The Financial Conduct Authority (FCA) is to argue providers have a duty to vet investments before they can enter their self-invested personal pensions (Sipp) in court this autumn.

FTAdviser has seen court documents submitted by the regulator to the Sipp provider Berkeley Burke's judicial review which is to enter the courts this autumn.

In the documents the FCA argues acquiring the assets in a Sipp forms part of operating the Sipp and under section 22 of the Financial Services and Markets Act 2000 establishing and operating a Sipp as well as buying and selling securities are regulated activities, therefore Principles 2 and 6 apply.

This means Sipp operators must conduct their business with “skill, care and diligence” (Principle 2) and “pay due regard to the interests of its customers and treat them fairly” (Principle 6).

Furthermore, the FCA stated the idea the client is responsible for their own decisions, for instance in an execution only setup, is only one of several factors the regulator takes into account when making and applying its rules.

“It cannot be relied on directly as between a firm and a consumer as a ground for either setting out any obligation on, or any limitations on the obligations of firms such as Sipp operators,” the FCA stated.

Berkeley Burke’s long standing battle against the Financial Ombudsman Service (Fos) is due to be heard in October.

The Sipp provider is fighting a decision from 2014, in which the ombudsman ruled it had to compensate a client after it failed to carry out adviser-style due diligence on his investment.

The firm had already taken legal action following the original ombudsman decision of 2014. 

Berkeley Burke maintained it had not given any advice to Wayne Charlton therefore it was not liable for the investments within his Sipp.

The regulator has already presented its views at a similar hearing in March, in a case brought by a client of Sipp provider Carey Pensions, which is currently awaiting judgement.

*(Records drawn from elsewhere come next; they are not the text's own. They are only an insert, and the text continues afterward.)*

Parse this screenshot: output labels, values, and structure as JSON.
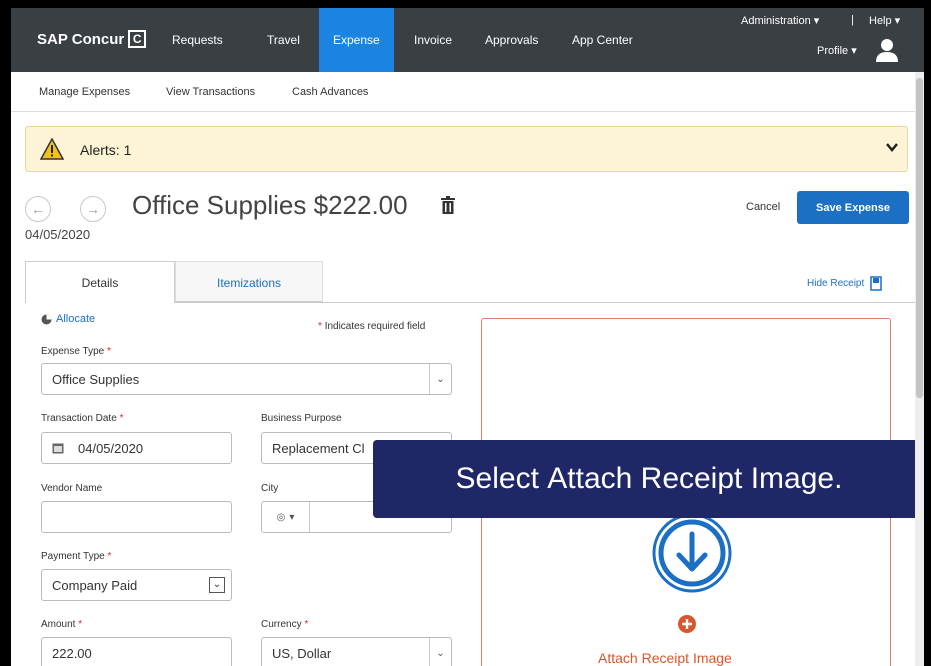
{
  "nav": {
    "logo_text": "SAP Concur",
    "logo_mark": "C",
    "items": [
      "Requests",
      "Travel",
      "Expense",
      "Invoice",
      "Approvals",
      "App Center"
    ],
    "active": "Expense",
    "admin": "Administration ▾",
    "separator": "|",
    "help": "Help ▾",
    "profile": "Profile ▾"
  },
  "subnav": {
    "items": [
      "Manage Expenses",
      "View Transactions",
      "Cash Advances"
    ]
  },
  "alert": {
    "text": "Alerts: 1"
  },
  "expense": {
    "title": "Office Supplies $222.00",
    "date": "04/05/2020",
    "cancel": "Cancel",
    "save": "Save Expense"
  },
  "tabs": {
    "details": "Details",
    "itemizations": "Itemizations",
    "hide_receipt": "Hide Receipt"
  },
  "form": {
    "allocate": "Allocate",
    "required_note": "Indicates required field",
    "required_mark": "*",
    "expense_type_label": "Expense Type",
    "expense_type_value": "Office Supplies",
    "transaction_date_label": "Transaction Date",
    "transaction_date_value": "04/05/2020",
    "business_purpose_label": "Business Purpose",
    "business_purpose_value": "Replacement Cl",
    "vendor_name_label": "Vendor Name",
    "vendor_name_value": "",
    "city_label": "City",
    "city_value": "",
    "payment_type_label": "Payment Type",
    "payment_type_value": "Company Paid",
    "amount_label": "Amount",
    "amount_value": "222.00",
    "currency_label": "Currency",
    "currency_value": "US, Dollar"
  },
  "receipt": {
    "attach_label": "Attach Receipt Image"
  },
  "callout": {
    "prefix": "Select ",
    "emphasis": "Attach Receipt Image",
    "suffix": "."
  },
  "colors": {
    "nav_bg": "#3a3f44",
    "active_tab": "#1b84e0",
    "primary_button": "#1b6fc4",
    "alert_bg": "#fcf4d5",
    "receipt_border": "#d9826b",
    "attach_orange": "#d9552b",
    "callout_bg": "#1f2766"
  }
}
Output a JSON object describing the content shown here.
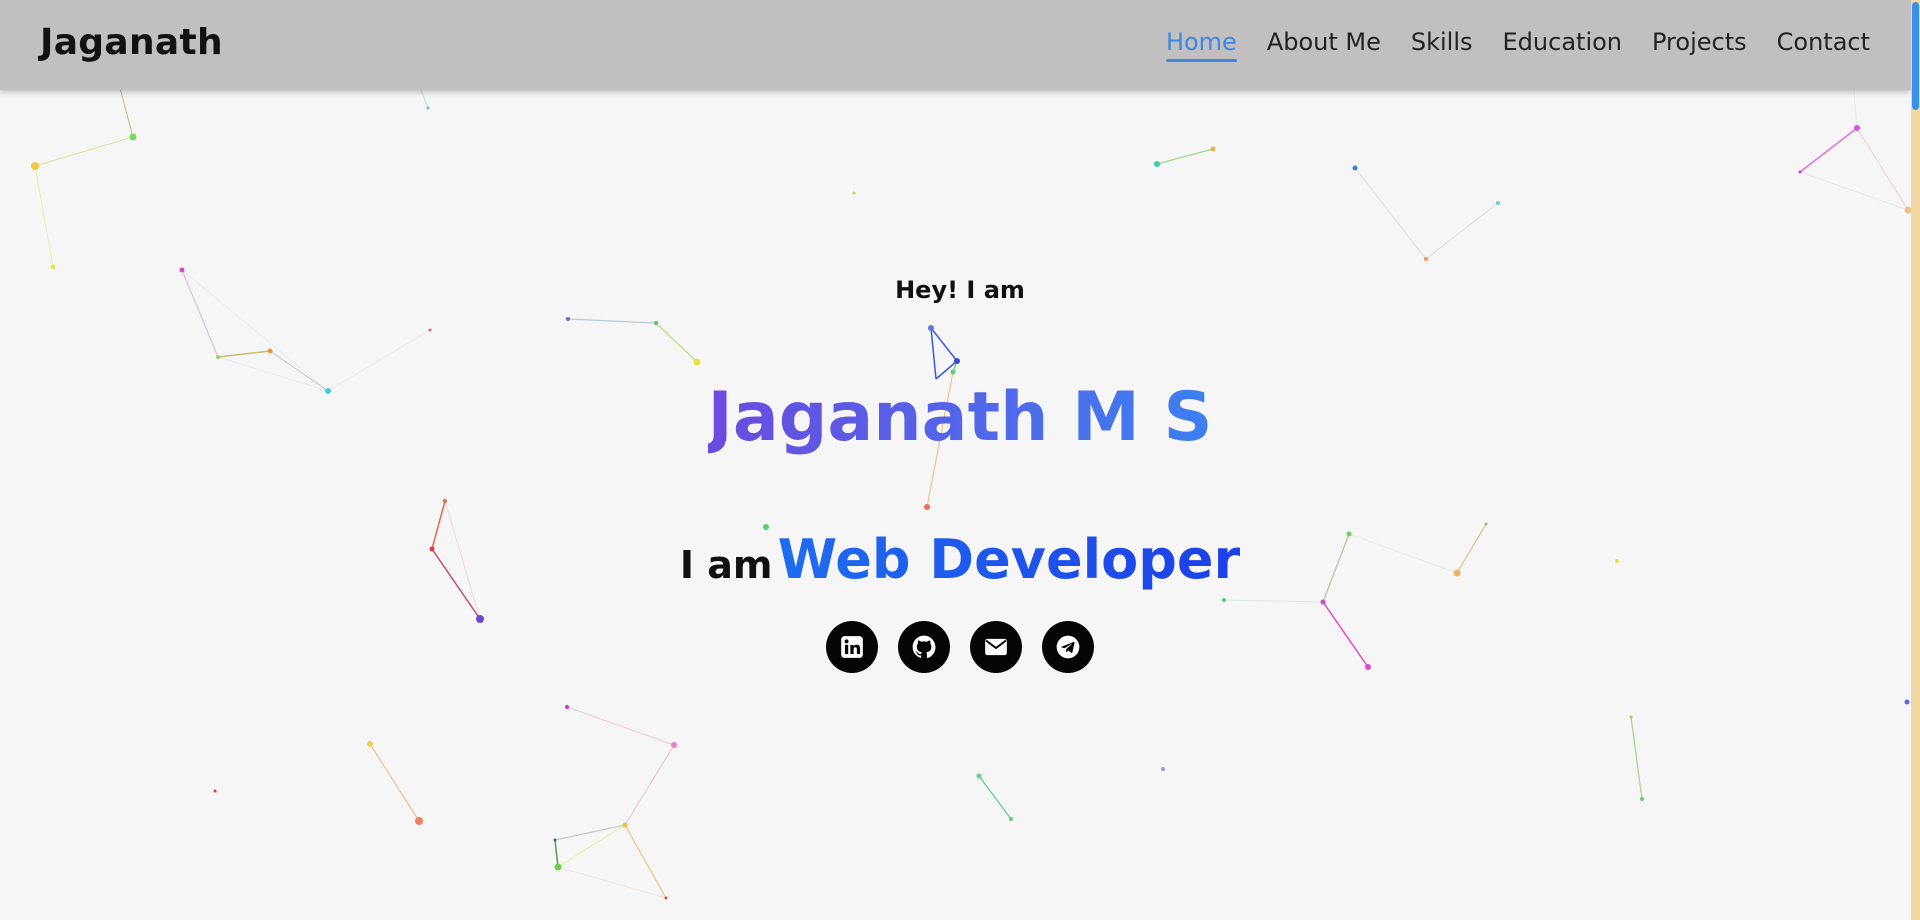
{
  "brand": "Jaganath",
  "nav": {
    "items": [
      {
        "label": "Home",
        "active": true
      },
      {
        "label": "About Me",
        "active": false
      },
      {
        "label": "Skills",
        "active": false
      },
      {
        "label": "Education",
        "active": false
      },
      {
        "label": "Projects",
        "active": false
      },
      {
        "label": "Contact",
        "active": false
      }
    ]
  },
  "hero": {
    "greeting": "Hey! I am",
    "name": "Jaganath M S",
    "role_prefix": "I am",
    "role": "Web Developer"
  },
  "socials": [
    {
      "icon": "linkedin-icon"
    },
    {
      "icon": "github-icon"
    },
    {
      "icon": "email-icon"
    },
    {
      "icon": "telegram-icon"
    }
  ],
  "colors": {
    "navbar_bg": "#c2bfc0",
    "accent": "#3d88e0",
    "page_bg": "#f6f6f6",
    "name_gradient_start": "#6a4be0",
    "name_gradient_end": "#3c7ff0",
    "role_color": "#1d4fe8",
    "social_bg": "#050505"
  }
}
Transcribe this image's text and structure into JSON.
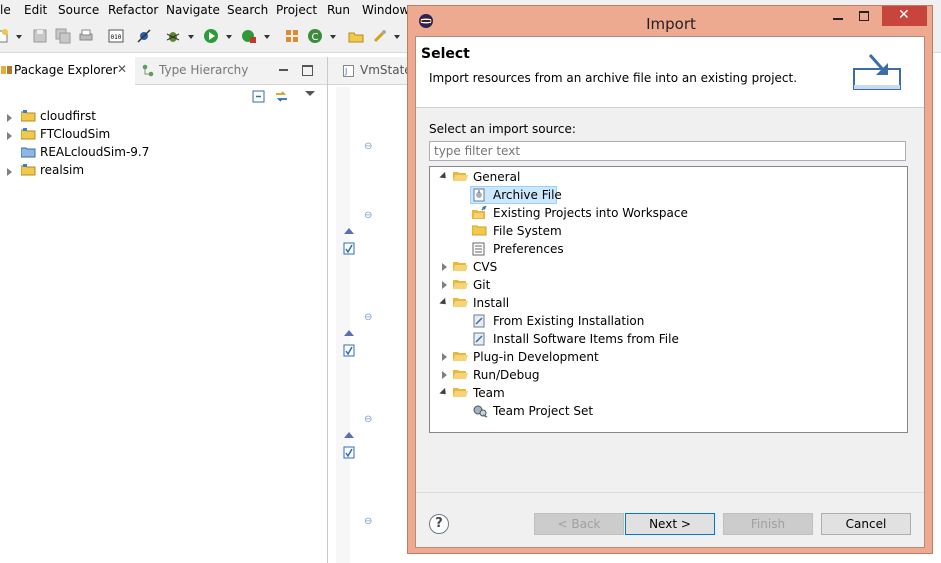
{
  "menu": [
    "le",
    "Edit",
    "Source",
    "Refactor",
    "Navigate",
    "Search",
    "Project",
    "Run",
    "Window"
  ],
  "left_panel": {
    "tabs": {
      "package_explorer": "Package Explorer",
      "type_hierarchy": "Type Hierarchy"
    },
    "projects": [
      "cloudfirst",
      "FTCloudSim",
      "REALcloudSim-9.7",
      "realsim"
    ]
  },
  "editor": {
    "tab_label": "VmState"
  },
  "dialog": {
    "title": "Import",
    "header_title": "Select",
    "header_description": "Import resources from an archive file into an existing project.",
    "source_label": "Select an import source:",
    "filter_placeholder": "type filter text",
    "tree": {
      "general": "General",
      "archive_file": "Archive File",
      "existing_projects": "Existing Projects into Workspace",
      "file_system": "File System",
      "preferences": "Preferences",
      "cvs": "CVS",
      "git": "Git",
      "install": "Install",
      "from_existing_installation": "From Existing Installation",
      "install_software_items": "Install Software Items from File",
      "plugin_development": "Plug-in Development",
      "run_debug": "Run/Debug",
      "team": "Team",
      "team_project_set": "Team Project Set"
    },
    "buttons": {
      "help": "?",
      "back": "< Back",
      "next": "Next >",
      "finish": "Finish",
      "cancel": "Cancel"
    }
  },
  "colors": {
    "dialog_frame": "#eeaa90",
    "selection": "#cce8ff",
    "close_button": "#c7453c"
  }
}
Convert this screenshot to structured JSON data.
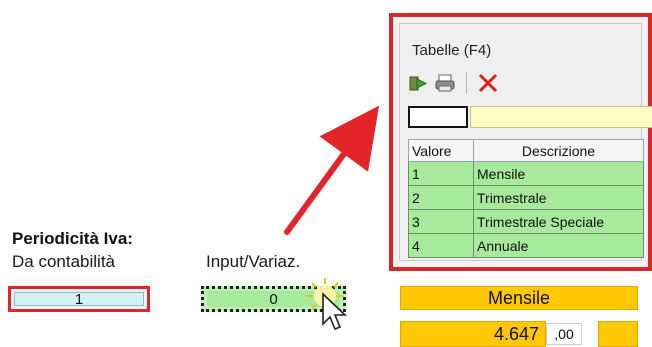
{
  "periodicity": {
    "title": "Periodicità Iva:",
    "from_accounting_label": "Da contabilità",
    "from_accounting_value": "1",
    "input_label": "Input/Variaz.",
    "input_value": "0"
  },
  "result": {
    "period_name": "Mensile",
    "amount": "4.647",
    "decimals": ",00"
  },
  "table_popup": {
    "title": "Tabelle (F4)",
    "toolbar": [
      {
        "name": "exit-icon",
        "glyph": "▶"
      },
      {
        "name": "print-icon",
        "glyph": "🖨"
      },
      {
        "name": "delete-icon",
        "glyph": "✕"
      }
    ],
    "search_value": "",
    "columns": [
      "Valore",
      "Descrizione"
    ],
    "rows": [
      {
        "value": "1",
        "description": "Mensile"
      },
      {
        "value": "2",
        "description": "Trimestrale"
      },
      {
        "value": "3",
        "description": "Trimestrale Speciale"
      },
      {
        "value": "4",
        "description": "Annuale"
      }
    ]
  },
  "colors": {
    "highlight_red": "#e3242b",
    "row_green": "#a7ea9c",
    "result_yellow": "#ffc800",
    "field_blue": "#d4f1f8",
    "search_yellow": "#fffcc4"
  }
}
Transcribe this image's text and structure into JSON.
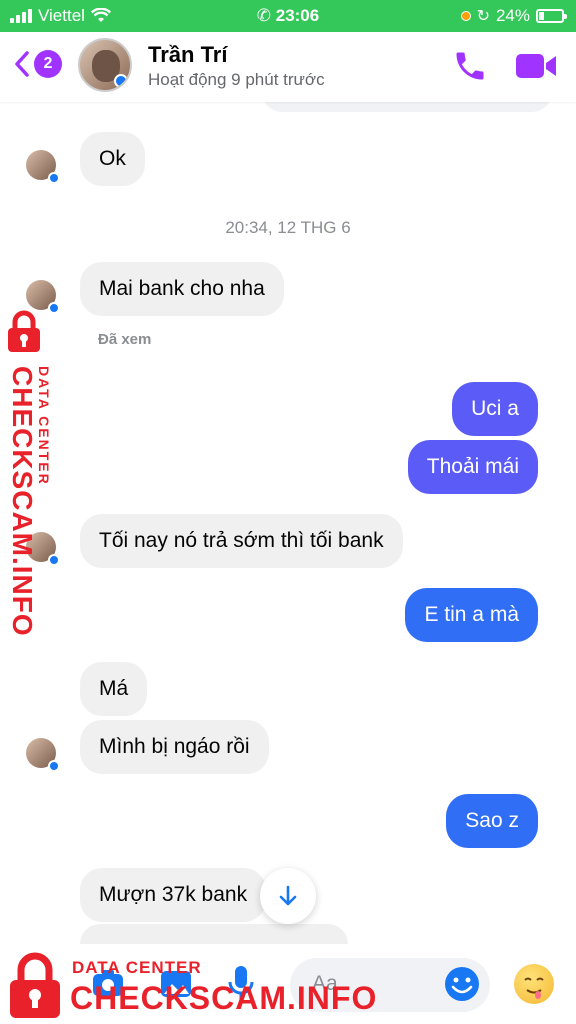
{
  "status_bar": {
    "carrier": "Viettel",
    "time": "23:06",
    "battery_percent": "24%",
    "battery_level": 0.24
  },
  "header": {
    "back_badge": "2",
    "contact_name": "Trần Trí",
    "contact_status": "Hoạt động 9 phút trước",
    "accent_color": "#a033ff"
  },
  "messages": [
    {
      "side": "in",
      "text": "Ok"
    },
    {
      "type": "timestamp",
      "text": "20:34, 12 THG 6"
    },
    {
      "side": "in",
      "text": "Mai bank cho nha"
    },
    {
      "type": "seen",
      "text": "Đã xem"
    },
    {
      "side": "out",
      "text": "Uci a"
    },
    {
      "side": "out",
      "text": "Thoải mái"
    },
    {
      "side": "in",
      "text": "Tối nay nó trả sớm thì tối bank"
    },
    {
      "side": "out",
      "text": "E tin a mà"
    },
    {
      "side": "in",
      "text": "Má"
    },
    {
      "side": "in",
      "text": "Mình bị ngáo rồi"
    },
    {
      "side": "out",
      "text": "Sao z"
    },
    {
      "side": "in",
      "text": "Mượn 37k bank"
    }
  ],
  "composer": {
    "placeholder": "Aa"
  },
  "watermark": {
    "line1": "DATA CENTER",
    "line2": "CHECKSCAM.INFO",
    "color": "#e8212a"
  },
  "colors": {
    "outgoing_bubble": "#5b5bf7",
    "outgoing_bubble_alt": "#2f6ef5",
    "incoming_bubble": "#f0f0f0",
    "status_bar": "#34c759"
  }
}
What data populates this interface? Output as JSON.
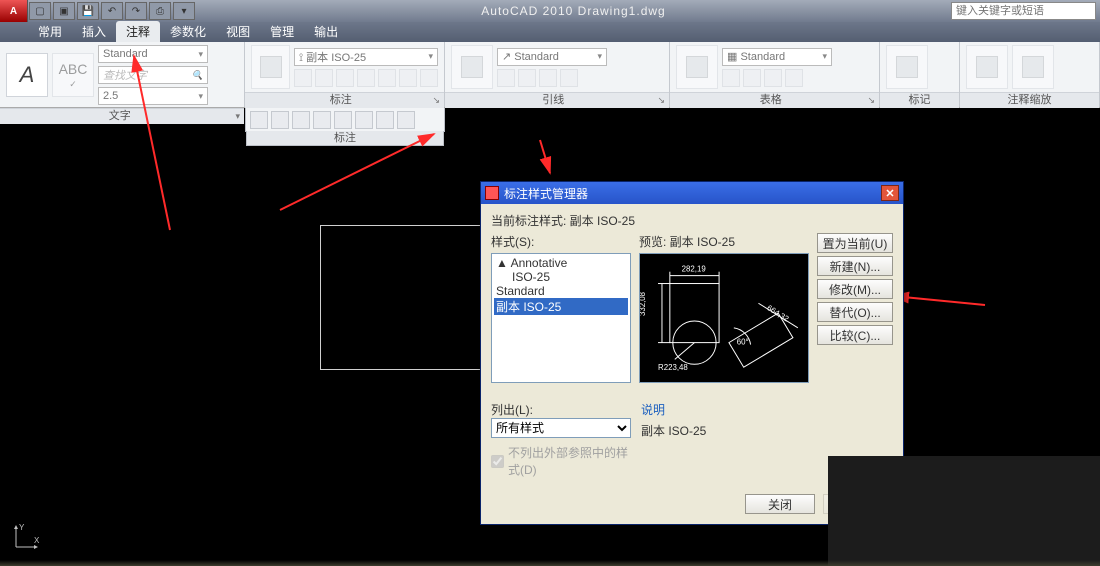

In the case Carey argued it was not responsible for the client’s failed investments as he had invested on an execution-only basis and signed a contract saying it was his choice to invest.

Carey even claimed it had warned Mr Adams about the specific risks to his pension but he nevertheless instructed the Sipp firm to carry out the pension transfer.

But the FCA maintained the Sipp provider could not distance itself from its customer care obligations.

If successful, the case could have profound effects on the Sipp market and lead to a mass wind up of Sipps, Dentons Pension Management warned.

Speaking at an event in March Denton's director of technical services, Martin Tilley, said: "This case is quite critical, if it goes the wrong way we could see significantly fewer full Sipp providers in the marketplace than we currently have.

"Because depending upon how the Sipp providers' professional indemnity insurance stacks up and their capital adequacy situation, we could well see some organised wind-ups going on.”